1Department of Periodontology, Faculty of Dentistry, Ondokuz Mayis University, Samsun, Turkey
2Department of Biochemistry, Faculty of Medicine, Karaelmas University, Zonguldak, Turkey
3Department of Oral Diagnosis and Radiology, Faculty of Dentistry, Ondokuz Mayis University, Samsun, Turkey

Received 2 June 2009; Revised 4 July 2009; Accepted 3 August 2009

Academic Editor: Jukka H. Meurman

Copyright © 2009 Gökhan Açıkgöz et al. This is an open access article distributed under the Creative Commons Attribution License, which permits unrestricted use, distribution, and reproduction in any medium, provided the original work is properly cited.

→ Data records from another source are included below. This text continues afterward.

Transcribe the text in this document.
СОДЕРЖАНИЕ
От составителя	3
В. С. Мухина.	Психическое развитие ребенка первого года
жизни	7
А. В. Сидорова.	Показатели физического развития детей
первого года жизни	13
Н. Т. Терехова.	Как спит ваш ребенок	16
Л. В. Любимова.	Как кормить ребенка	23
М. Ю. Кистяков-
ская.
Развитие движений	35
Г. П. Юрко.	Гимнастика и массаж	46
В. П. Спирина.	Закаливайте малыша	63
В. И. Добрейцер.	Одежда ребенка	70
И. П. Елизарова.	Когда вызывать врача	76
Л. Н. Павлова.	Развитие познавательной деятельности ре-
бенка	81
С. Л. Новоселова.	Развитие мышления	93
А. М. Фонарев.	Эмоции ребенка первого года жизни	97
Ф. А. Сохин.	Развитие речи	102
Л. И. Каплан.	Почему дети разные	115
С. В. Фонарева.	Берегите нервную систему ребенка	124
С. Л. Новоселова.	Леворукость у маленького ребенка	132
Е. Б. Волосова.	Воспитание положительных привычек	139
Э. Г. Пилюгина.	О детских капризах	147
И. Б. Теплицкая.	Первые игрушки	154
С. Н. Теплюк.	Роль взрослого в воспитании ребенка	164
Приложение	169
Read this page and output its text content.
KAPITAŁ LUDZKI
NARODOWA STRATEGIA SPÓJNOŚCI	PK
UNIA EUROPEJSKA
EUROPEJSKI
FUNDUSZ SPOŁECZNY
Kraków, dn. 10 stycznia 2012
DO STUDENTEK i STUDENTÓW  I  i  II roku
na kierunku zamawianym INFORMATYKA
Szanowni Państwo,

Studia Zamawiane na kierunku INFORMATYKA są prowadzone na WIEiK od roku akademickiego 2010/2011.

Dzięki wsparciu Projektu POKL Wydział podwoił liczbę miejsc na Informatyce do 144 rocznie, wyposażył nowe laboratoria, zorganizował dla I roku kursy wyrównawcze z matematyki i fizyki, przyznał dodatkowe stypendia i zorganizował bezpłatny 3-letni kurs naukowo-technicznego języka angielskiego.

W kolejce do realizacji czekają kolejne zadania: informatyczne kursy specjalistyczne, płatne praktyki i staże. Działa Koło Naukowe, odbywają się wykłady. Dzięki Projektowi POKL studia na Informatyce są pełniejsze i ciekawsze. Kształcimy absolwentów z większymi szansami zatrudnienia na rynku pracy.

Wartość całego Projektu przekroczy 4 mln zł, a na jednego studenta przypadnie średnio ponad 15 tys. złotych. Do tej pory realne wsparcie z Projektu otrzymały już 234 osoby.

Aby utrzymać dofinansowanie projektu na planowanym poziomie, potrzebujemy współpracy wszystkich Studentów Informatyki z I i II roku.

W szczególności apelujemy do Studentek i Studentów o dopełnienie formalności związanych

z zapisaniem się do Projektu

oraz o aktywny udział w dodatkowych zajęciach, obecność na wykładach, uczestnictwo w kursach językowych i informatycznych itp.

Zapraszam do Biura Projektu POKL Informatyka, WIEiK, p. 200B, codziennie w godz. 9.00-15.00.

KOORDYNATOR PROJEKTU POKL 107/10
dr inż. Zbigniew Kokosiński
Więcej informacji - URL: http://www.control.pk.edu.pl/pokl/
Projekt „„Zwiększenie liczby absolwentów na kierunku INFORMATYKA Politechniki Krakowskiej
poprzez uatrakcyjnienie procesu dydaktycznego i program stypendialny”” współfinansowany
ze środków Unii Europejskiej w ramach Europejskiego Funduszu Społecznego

Search for hepatitis C virus (HCV) in body fluids other than blood is important when assessing possible nonparenteral routes of viral transmission. However, the role of oral fluids in HCV transmission remains controversial. Our aim was to compare the prevalence of HCV antibody (HCV Ab) levels in saliva, and gingival crevicular fluid (GCF) of HCV seropositive hemodialysis patients. Serum, saliva and GCF samples were collected from thirty-nine patients. Samples were analyzed for HCV Ab using the Ortho HCV 3.0 SAVe enzyme-linked immunosorbent assay (ELISA). HCH Ab levels in saliva and GCF of all HCV-seropositive patients were statistically compared. Reported here are the results of the study designed to determine the correlation between HCV-RNA positivity in serum and the detection of antibodies in GCF and saliva. One hundred percent (100%) of the 39 patients have antibodies to HCV in their serum, 15.4% have antibodies to HCV in GCF, and saliva found out. HCV Ab seropositivity in GCF and saliva was significantly correlated (kappa = 0.462; 𝑃 < . 0 0 1 ). This study supports the concept that GCF may be a significant source of HCV in saliva.